Покойница! Но ведь она жива… сейчас была тут с ним. Грабинину так захотелось видеть Елену, убедиться, что не она умерла и не ее будут хоронить послезавтра в Малявине, что он машинально обернулся к дому, из которого выходил молоденький семинарист в нанковом сером халате, черном высоком галстуке и с шапкой в руке. Короткие волосы и странное одеяние так изменили Елену, что он не вдруг узнал ее.

— Можно, значит, пуститься в путь? — спросил Андрей и, не дожидаясь ответа, побежал за лошадью с тележкой, которую оставил у входа в парк.

— Малаша понесла в тележку узелок с моим добром, — сказала Елена со смущенной улыбкой. — Немного его у меня. Дмитрий Степанович взял меня бесприданницей, а теперь я должна была лишиться и своих кос. Их надо было срезать, чтобы они нас не выдали.

Грабинин смотрел на нее с тревогой и с безотчетной тоской, спрашивая себя: «Как сообщить ей о том, что с нею сделали? Сумею ли я успокоить ее? Примирится ли она когда-нибудь со странным положением мнимоумершей? Не придет ли она в отчаяние и не захочет ли умереть на самом деле?»

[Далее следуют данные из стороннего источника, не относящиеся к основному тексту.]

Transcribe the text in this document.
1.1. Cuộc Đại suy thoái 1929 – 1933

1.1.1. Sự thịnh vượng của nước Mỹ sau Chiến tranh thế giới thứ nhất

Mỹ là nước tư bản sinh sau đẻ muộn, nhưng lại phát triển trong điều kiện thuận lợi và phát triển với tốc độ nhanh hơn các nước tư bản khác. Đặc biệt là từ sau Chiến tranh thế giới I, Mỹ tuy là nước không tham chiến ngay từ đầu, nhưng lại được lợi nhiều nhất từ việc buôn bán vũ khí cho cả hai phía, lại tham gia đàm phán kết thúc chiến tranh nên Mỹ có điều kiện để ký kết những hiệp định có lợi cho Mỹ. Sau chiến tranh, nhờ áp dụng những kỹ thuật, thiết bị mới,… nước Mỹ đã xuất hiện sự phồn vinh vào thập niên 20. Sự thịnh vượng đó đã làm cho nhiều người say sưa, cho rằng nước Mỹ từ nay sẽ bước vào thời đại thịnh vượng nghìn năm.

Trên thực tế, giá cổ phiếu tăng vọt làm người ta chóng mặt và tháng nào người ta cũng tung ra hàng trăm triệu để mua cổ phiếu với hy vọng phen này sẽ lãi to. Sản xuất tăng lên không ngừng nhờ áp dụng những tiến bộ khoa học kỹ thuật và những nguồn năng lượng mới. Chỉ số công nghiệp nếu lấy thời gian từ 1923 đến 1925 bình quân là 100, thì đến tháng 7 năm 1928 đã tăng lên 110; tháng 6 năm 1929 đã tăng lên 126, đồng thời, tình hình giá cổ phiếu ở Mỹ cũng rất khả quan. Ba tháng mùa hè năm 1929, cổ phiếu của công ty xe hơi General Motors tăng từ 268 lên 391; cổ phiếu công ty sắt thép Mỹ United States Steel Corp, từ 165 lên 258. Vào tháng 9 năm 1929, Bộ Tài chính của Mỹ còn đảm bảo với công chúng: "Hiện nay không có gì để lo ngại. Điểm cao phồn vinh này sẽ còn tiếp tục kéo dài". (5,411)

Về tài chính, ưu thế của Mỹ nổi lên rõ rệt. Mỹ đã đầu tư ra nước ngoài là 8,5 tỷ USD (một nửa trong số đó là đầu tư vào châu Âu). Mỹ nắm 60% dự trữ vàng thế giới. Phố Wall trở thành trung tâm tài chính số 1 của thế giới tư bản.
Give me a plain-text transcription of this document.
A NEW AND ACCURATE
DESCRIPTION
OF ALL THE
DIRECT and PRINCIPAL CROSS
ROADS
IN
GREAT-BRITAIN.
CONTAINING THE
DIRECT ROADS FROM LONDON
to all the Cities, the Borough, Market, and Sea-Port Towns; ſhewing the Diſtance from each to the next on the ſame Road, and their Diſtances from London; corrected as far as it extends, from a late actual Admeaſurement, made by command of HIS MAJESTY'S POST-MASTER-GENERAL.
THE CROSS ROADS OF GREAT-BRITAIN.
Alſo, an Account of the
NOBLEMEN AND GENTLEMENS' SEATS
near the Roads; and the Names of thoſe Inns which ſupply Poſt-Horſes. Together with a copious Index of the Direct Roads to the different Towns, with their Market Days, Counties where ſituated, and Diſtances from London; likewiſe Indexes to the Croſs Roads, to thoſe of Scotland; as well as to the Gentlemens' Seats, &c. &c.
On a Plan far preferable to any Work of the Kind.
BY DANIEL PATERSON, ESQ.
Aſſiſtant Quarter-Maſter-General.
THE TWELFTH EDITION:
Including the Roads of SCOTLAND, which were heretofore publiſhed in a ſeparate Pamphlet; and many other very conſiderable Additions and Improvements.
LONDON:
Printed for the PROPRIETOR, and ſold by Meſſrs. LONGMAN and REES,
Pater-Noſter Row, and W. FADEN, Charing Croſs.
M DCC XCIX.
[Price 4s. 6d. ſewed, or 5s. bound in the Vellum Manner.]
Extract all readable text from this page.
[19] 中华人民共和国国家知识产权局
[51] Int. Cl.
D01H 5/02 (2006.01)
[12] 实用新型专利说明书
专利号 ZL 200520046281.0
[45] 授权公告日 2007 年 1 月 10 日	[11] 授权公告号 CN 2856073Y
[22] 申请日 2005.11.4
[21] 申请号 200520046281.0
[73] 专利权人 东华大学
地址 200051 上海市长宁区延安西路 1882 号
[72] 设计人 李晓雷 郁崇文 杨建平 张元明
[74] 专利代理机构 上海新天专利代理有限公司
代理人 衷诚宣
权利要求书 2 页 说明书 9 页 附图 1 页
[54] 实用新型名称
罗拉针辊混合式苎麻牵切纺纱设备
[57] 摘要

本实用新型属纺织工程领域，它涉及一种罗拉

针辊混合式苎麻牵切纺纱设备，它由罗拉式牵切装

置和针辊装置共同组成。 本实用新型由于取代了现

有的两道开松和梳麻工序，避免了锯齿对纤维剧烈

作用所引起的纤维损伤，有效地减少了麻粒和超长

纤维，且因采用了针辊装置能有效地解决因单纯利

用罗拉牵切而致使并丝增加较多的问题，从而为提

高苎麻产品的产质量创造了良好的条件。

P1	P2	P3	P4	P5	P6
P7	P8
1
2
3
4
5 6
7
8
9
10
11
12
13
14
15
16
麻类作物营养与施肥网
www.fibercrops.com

— Нам предстоит далекое путешествие, — продолжала Елена, помолчав, и точно угадывая его мысли. — Оставаться на родине мне нельзя — нельзя встречаться с теми, кто знал меня живой и послезавтра будет провожать мой гроб в могилу.

— Так вы знаете? — вскрикнул Владимир Михайлович, озадаченный ее спокойствием.

— Знаю. Мне сказала Малаша. Я не испугалась и не удивилась. После того, что я вынесла и что ждало меня в будущем, ничто не может испугать меня. Дмитрий Степанович прав: ни винить его, ни роптать на него я не могу. Разве я не умерла как для него, так и для всех, кто знал меня его женой? Жива я только для вас, — прибавила она, краснея и стыдливо опуская глаза.

Грабинин слушал ее с восхищением. Каждым своим словом она все больше разъясняла ему его недоумение и заставляла понимать смысл всего случившегося. Как чутко угадала она сердцем то, что не мог он постичь умом! Не Аратов, а он, Грабинин, прервал связь между нею и миром; не Аратов, а он заживо похоронил ее, вырвав из дома мужа. Но она была права, утверждая, что страшиться ей нечего и что ничего нового для них не произошло. Елена Васильевна Аратова умерла для света не теперь, а с той минуты, как решилась последовать за чужим человеком, и жива только для него, ни для кого больше.